LA VIE QUOTIDIENNE DES BRETONS
PENDANT LA GUERRE 39-45

         La pandémie du Covid19 bouleverse depuis une bonne année le rythme et les habitudes de vie de la population mondiale. Les gens subissent les manques de libertés pour se déplacer, travailler, s'instruire, se cultiver, se distraire...Les anciens, particulièrement ceux des maisons de retraite, ont déjà payé un lourd tribut à la maladie puisqu' environ 100 000 personnes ont péri. Cette situation crée dans les populations des sentiments et des réactions divers : frustration, impatience, dépression mais aussi résignation et espoir en attendant la disparition du virus.

         Cela étant, les Français et de très nombreux Européens ont connu une autre période autrement plus tragique et sûrement plus longue il y a environ 80 ans. De nombreux adhérents de l'ANR comme moi, ont probablement connu les malheurs de la guerre 39-45. Je voudrais ici rappeler les conditions de vie de l'époque et les comparer aux contraintes actuelles en montrant que les impatiences et les manques de civisme d'aujourd'hui ne devraient pas être de mise.  

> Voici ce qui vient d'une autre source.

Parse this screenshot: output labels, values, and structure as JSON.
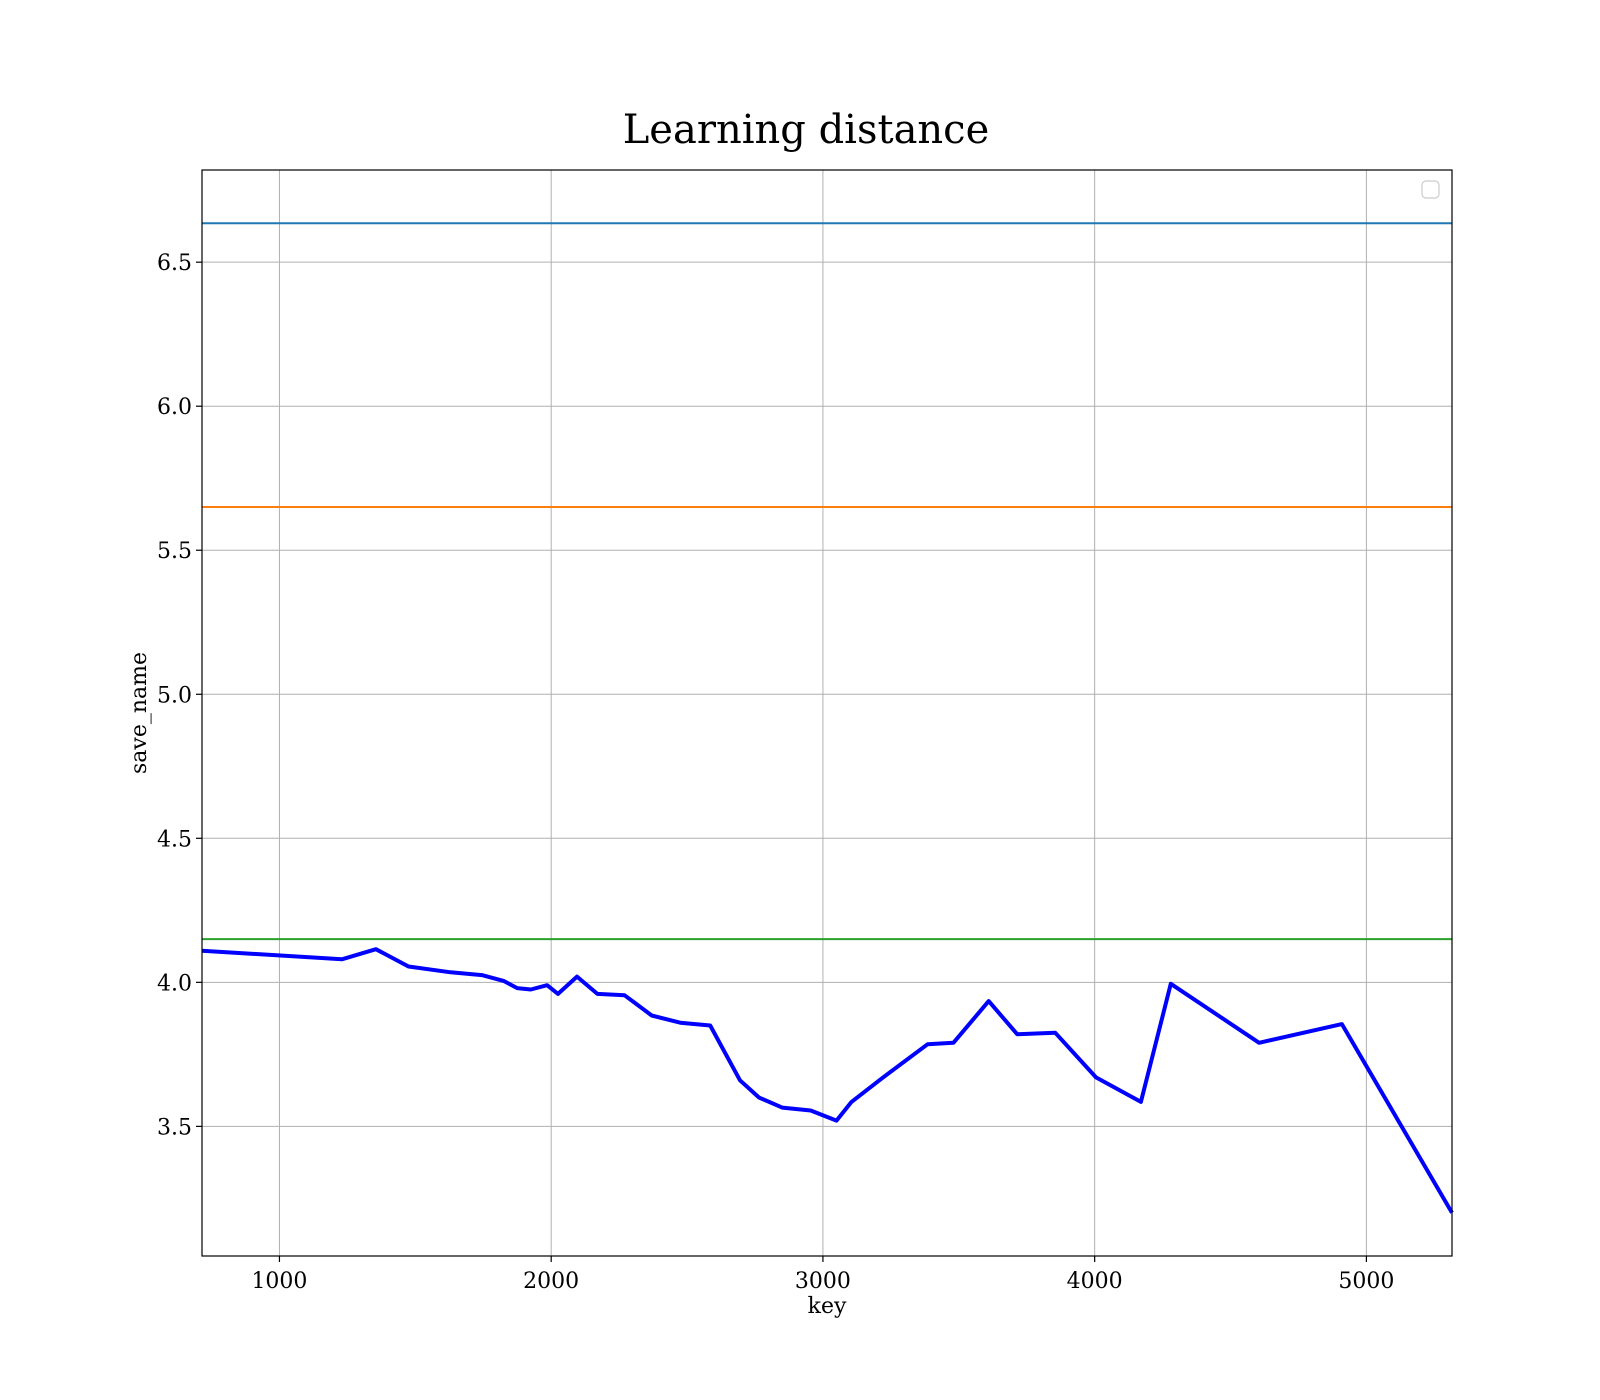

        Pendant ces quatre années (juin 40 à août 44), passées en partie à Brest, j'avais de 9 à 13 ans. Je me souviens donc de quelques faits mais il me manquait la mémoire des dates, des chiffres et des évènements. J'ai préféré afin d'être le plus exhaustif possible, puiser dans les documents produits par Christian BOUGEARD, historien auteur de nombreux ouvrages politiques et sociologiques.  J'ai consulté ses écrits dans « Les Annales de Bretagne et des Pays de l'Ouest (année1985-tome 92-chapitre 1 pages 79 à 102)» et je le remercie de nous avoir fourni une aussi abondante documentation sur la guerre 39-45.

          Quatre années d'occupation allemande ont été lourdes de conséquences sur la vie quotidienne des Bretons avec son lot de restrictions, de difficultés de ravitaillement, de développement du marché noir, de pénuries de toutes sortes (charbon, bois, essence, vêtements...), règlementation tatillonne, risques quotidiens, répression de plus en plus lourde avec l'essor des divers mouvements de résistance.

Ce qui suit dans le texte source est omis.